Tom Spurgeon's Web site of comics news, reviews, interviews and commentary















Home > CR Reviews

Funny, Misshapen Body
posted April 8, 2009
 

image

Creator: Jeffrey Brown
Publishing Information: Touchstone/Simon and Schuster, softcover, 320 pages, 2009, $16
Ordering Numbers: 9781416549475 (ISBN13), 1416549471 (ISBN10)

I think so highly of Jeffrey Brown's comics that I'm probably over-harsh in my appraisal of individual works. Last year's Little Things slipped out during the late spring to almost no significant fanfare in traditional comics circles. I don't know what I thought of it at the time, but now I'm pretty certain I consider it Brown's best work. There was a confidence in the way that Brown skirted details and slipped between time periods and major life events that I think added to his always considerable moment to moment work. The line work was also as attractive as I can remember Brown's work ever being.

A second Touchstone book Funny Misshapen Body works mostly along the same lines as Little Things, transforming that work's more satisfying and surprising ending tableau into an effect that slips in and out of the entire narrative. Its main selling point will likely be Brown's description of becoming diagnosed with Crohn's Disease, with a secondary emphasis on the cartoonist's artistic development. I think it may work better as the latter, and should actually draw some comparison to Yoshihiro Tatsumi's A Drifting Life. There are several wonderful scenes where Brown, like Tatsumi, fairly loses himself over to work, but rather than build upon those moments Brown is rabbit-quick to undercut them, to move onto something else.

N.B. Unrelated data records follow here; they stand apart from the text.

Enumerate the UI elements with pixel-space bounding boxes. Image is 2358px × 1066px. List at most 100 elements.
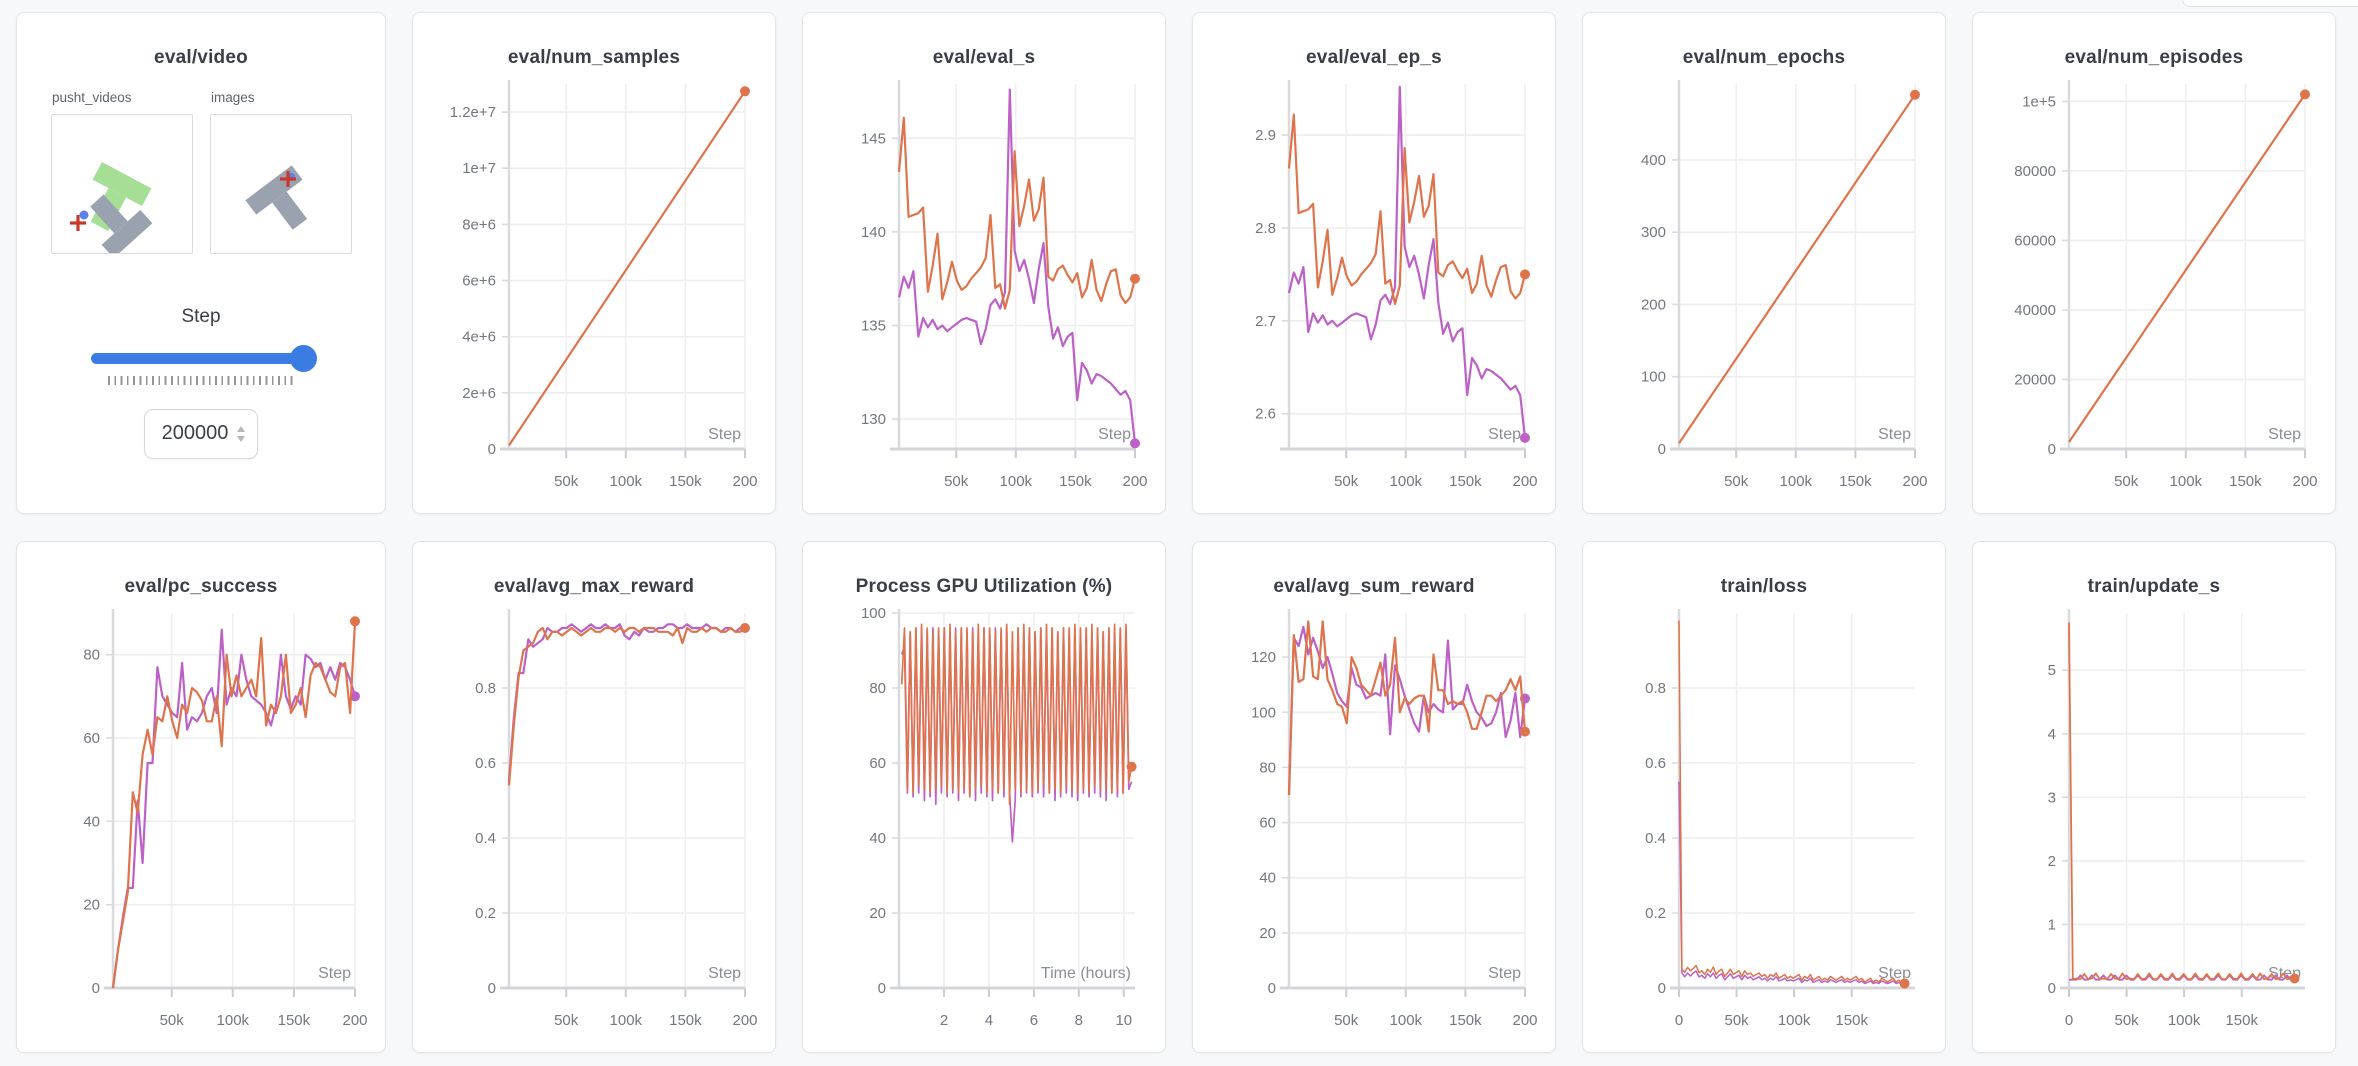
panel-train-update-s[interactable]: train/update_s 0 1 2 3 4 5 0 50k 100k 150k Step xyxy=(1972,541,2336,1053)
svg-text:200: 200 xyxy=(732,1012,757,1029)
pusht-video-thumbnail[interactable] xyxy=(51,113,193,254)
svg-text:Step: Step xyxy=(2268,426,2301,443)
chart-canvas[interactable]: 2.6 2.7 2.8 2.9 50k 100k 150k 200 Step xyxy=(1193,74,1555,513)
svg-text:60: 60 xyxy=(83,730,100,747)
chart-canvas[interactable]: 0 20 40 60 80 100 2 4 6 8 10 Time (hours) xyxy=(803,603,1165,1052)
svg-text:100k: 100k xyxy=(1390,1012,1423,1029)
svg-text:100k: 100k xyxy=(1390,473,1423,490)
svg-text:40: 40 xyxy=(83,813,100,830)
chart-canvas[interactable]: 0 2e+6 4e+6 6e+6 8e+6 1e+7 1.2e+7 50k 100k 150k 20… xyxy=(413,74,775,513)
partial-panel-edge xyxy=(2182,0,2358,7)
chart-svg: 2.6 2.7 2.8 2.9 50k 100k 150k 200 Step xyxy=(1255,79,1538,490)
svg-text:0: 0 xyxy=(2065,1012,2073,1029)
svg-text:100k: 100k xyxy=(1778,1012,1811,1029)
svg-text:100k: 100k xyxy=(610,1012,643,1029)
svg-text:2e+6: 2e+6 xyxy=(462,385,496,402)
svg-text:0: 0 xyxy=(488,441,496,458)
svg-text:0: 0 xyxy=(1268,980,1276,997)
svg-text:20: 20 xyxy=(869,905,886,922)
svg-text:0: 0 xyxy=(1675,1012,1683,1029)
panel-eval-eval-ep-s[interactable]: eval/eval_ep_s 2.6 2.7 2.8 2.9 50k 100k 150k 20… xyxy=(1192,12,1556,514)
chart-svg: 130 135 140 145 50k 100k 150k 200 Step xyxy=(861,79,1148,490)
slider-track[interactable] xyxy=(91,352,311,364)
chart-svg: 0 0.2 0.4 0.6 0.8 0 50k 100k 150k Step xyxy=(1645,608,1915,1029)
panel-train-loss[interactable]: train/loss 0 0.2 0.4 0.6 0.8 0 50k 100k 150k Step xyxy=(1582,541,1946,1053)
svg-text:0: 0 xyxy=(488,980,496,997)
svg-text:1e+7: 1e+7 xyxy=(462,160,496,177)
svg-text:0.2: 0.2 xyxy=(475,905,496,922)
svg-text:50k: 50k xyxy=(944,473,969,490)
panel-eval-num-episodes[interactable]: eval/num_episodes 0 20000 40000 60000 80000 1… xyxy=(1972,12,2336,514)
stepper xyxy=(237,425,245,442)
chart-title: eval/num_samples xyxy=(507,47,681,68)
svg-text:2.9: 2.9 xyxy=(1255,127,1276,144)
svg-text:0.8: 0.8 xyxy=(1645,680,1666,697)
chart-canvas[interactable]: 0 0.2 0.4 0.6 0.8 50k 100k 150k 200 Step xyxy=(413,603,775,1052)
chart-canvas[interactable]: 0 0.2 0.4 0.6 0.8 0 50k 100k 150k Step xyxy=(1583,603,1945,1052)
slider-handle[interactable] xyxy=(290,344,317,372)
svg-text:3: 3 xyxy=(2048,789,2056,806)
svg-text:8e+6: 8e+6 xyxy=(462,216,496,233)
svg-text:0.6: 0.6 xyxy=(475,755,496,772)
svg-text:50k: 50k xyxy=(554,1012,579,1029)
svg-text:2: 2 xyxy=(940,1012,948,1029)
svg-text:140: 140 xyxy=(861,224,886,241)
chart-canvas[interactable]: 0 20 40 60 80 50k 100k 150k 200 Step xyxy=(17,603,385,1052)
svg-text:50k: 50k xyxy=(1334,1012,1359,1029)
svg-text:100k: 100k xyxy=(217,1012,250,1029)
svg-text:0: 0 xyxy=(1658,441,1666,458)
chart-canvas[interactable]: 0 20 40 60 80 100 120 50k 100k 150k 200 Step xyxy=(1193,603,1555,1052)
panel-eval-eval-s[interactable]: eval/eval_s 130 135 140 145 50k 100k 150k 200 St… xyxy=(802,12,1166,514)
chart-canvas[interactable]: 0 100 200 300 400 50k 100k 150k 200 Step xyxy=(1583,74,1945,513)
panel-eval-num-epochs[interactable]: eval/num_epochs 0 100 200 300 400 50k 100k 150k… xyxy=(1582,12,1946,514)
svg-text:100: 100 xyxy=(1251,704,1276,721)
svg-text:80000: 80000 xyxy=(2014,163,2056,180)
svg-text:5: 5 xyxy=(2048,662,2056,679)
chart-title: eval/avg_max_reward xyxy=(493,576,695,597)
panel-process-gpu-utilization[interactable]: Process GPU Utilization (%) 0 20 40 60 80 100… xyxy=(802,541,1166,1053)
media-item-images: images xyxy=(210,90,352,254)
panel-eval-avg-max-reward[interactable]: eval/avg_max_reward 0 0.2 0.4 0.6 0.8 50k 100k… xyxy=(412,541,776,1053)
target-cross-icon xyxy=(70,214,86,231)
svg-text:150k: 150k xyxy=(669,1012,702,1029)
chart-title: eval/eval_s xyxy=(932,47,1036,68)
svg-text:1.2e+7: 1.2e+7 xyxy=(450,104,496,121)
svg-text:60: 60 xyxy=(869,755,886,772)
svg-text:20: 20 xyxy=(83,896,100,913)
media-row: pusht_videos xyxy=(51,90,367,254)
svg-text:Time (hours): Time (hours) xyxy=(1041,965,1131,982)
svg-text:0.4: 0.4 xyxy=(475,830,496,847)
svg-text:60: 60 xyxy=(1259,814,1276,831)
step-input[interactable] xyxy=(157,421,233,447)
target-cross-icon xyxy=(280,170,296,187)
panel-eval-num-samples[interactable]: eval/num_samples 0 2e+6 4e+6 6e+6 8e+6 1e+7 1.… xyxy=(412,12,776,514)
svg-text:40000: 40000 xyxy=(2014,302,2056,319)
images-thumbnail[interactable] xyxy=(210,113,352,254)
svg-text:100k: 100k xyxy=(1780,473,1813,490)
agent-dot-icon xyxy=(79,210,89,220)
panel-eval-video[interactable]: eval/video pusht_videos xyxy=(16,12,386,514)
panel-eval-pc-success[interactable]: eval/pc_success 0 20 40 60 80 50k 100k 150k 200 S… xyxy=(16,541,386,1053)
svg-text:0.4: 0.4 xyxy=(1645,830,1666,847)
svg-text:20000: 20000 xyxy=(2014,371,2056,388)
media-label: pusht_videos xyxy=(52,89,132,105)
stepper-up-icon[interactable] xyxy=(237,425,245,432)
chart-canvas[interactable]: 130 135 140 145 50k 100k 150k 200 Step xyxy=(803,74,1165,513)
svg-text:Step: Step xyxy=(1878,426,1911,443)
svg-text:40: 40 xyxy=(869,830,886,847)
step-input-box[interactable] xyxy=(144,408,258,459)
step-slider[interactable] xyxy=(91,344,317,373)
gray-t-block xyxy=(245,165,308,230)
svg-text:0: 0 xyxy=(2048,441,2056,458)
stepper-down-icon[interactable] xyxy=(237,435,245,442)
chart-canvas[interactable]: 0 20000 40000 60000 80000 1e+5 50k 100k 150k 200 S… xyxy=(1973,74,2335,513)
panel-eval-avg-sum-reward[interactable]: eval/avg_sum_reward 0 20 40 60 80 100 120 50k 10… xyxy=(1192,541,1556,1053)
svg-text:4: 4 xyxy=(2048,726,2056,743)
chart-canvas[interactable]: 0 1 2 3 4 5 0 50k 100k 150k Step xyxy=(1973,603,2335,1052)
svg-text:200: 200 xyxy=(2292,473,2317,490)
svg-text:4e+6: 4e+6 xyxy=(462,328,496,345)
step-slider-label: Step xyxy=(181,305,221,327)
svg-text:100: 100 xyxy=(1641,368,1666,385)
gray-t-block xyxy=(90,194,153,253)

In Little Things, the event that finally brings closure is the formation of Brown's family. Here it's a bunch of books, his first major comics work. It's not surprising that it doesn't tug at the heartstrings in the same way, but you're also left with a greater sense of the start and stop journey. In Brown's personal history there are no false starts, just starts that fail to bring endings. It's not a bad way to look at the world.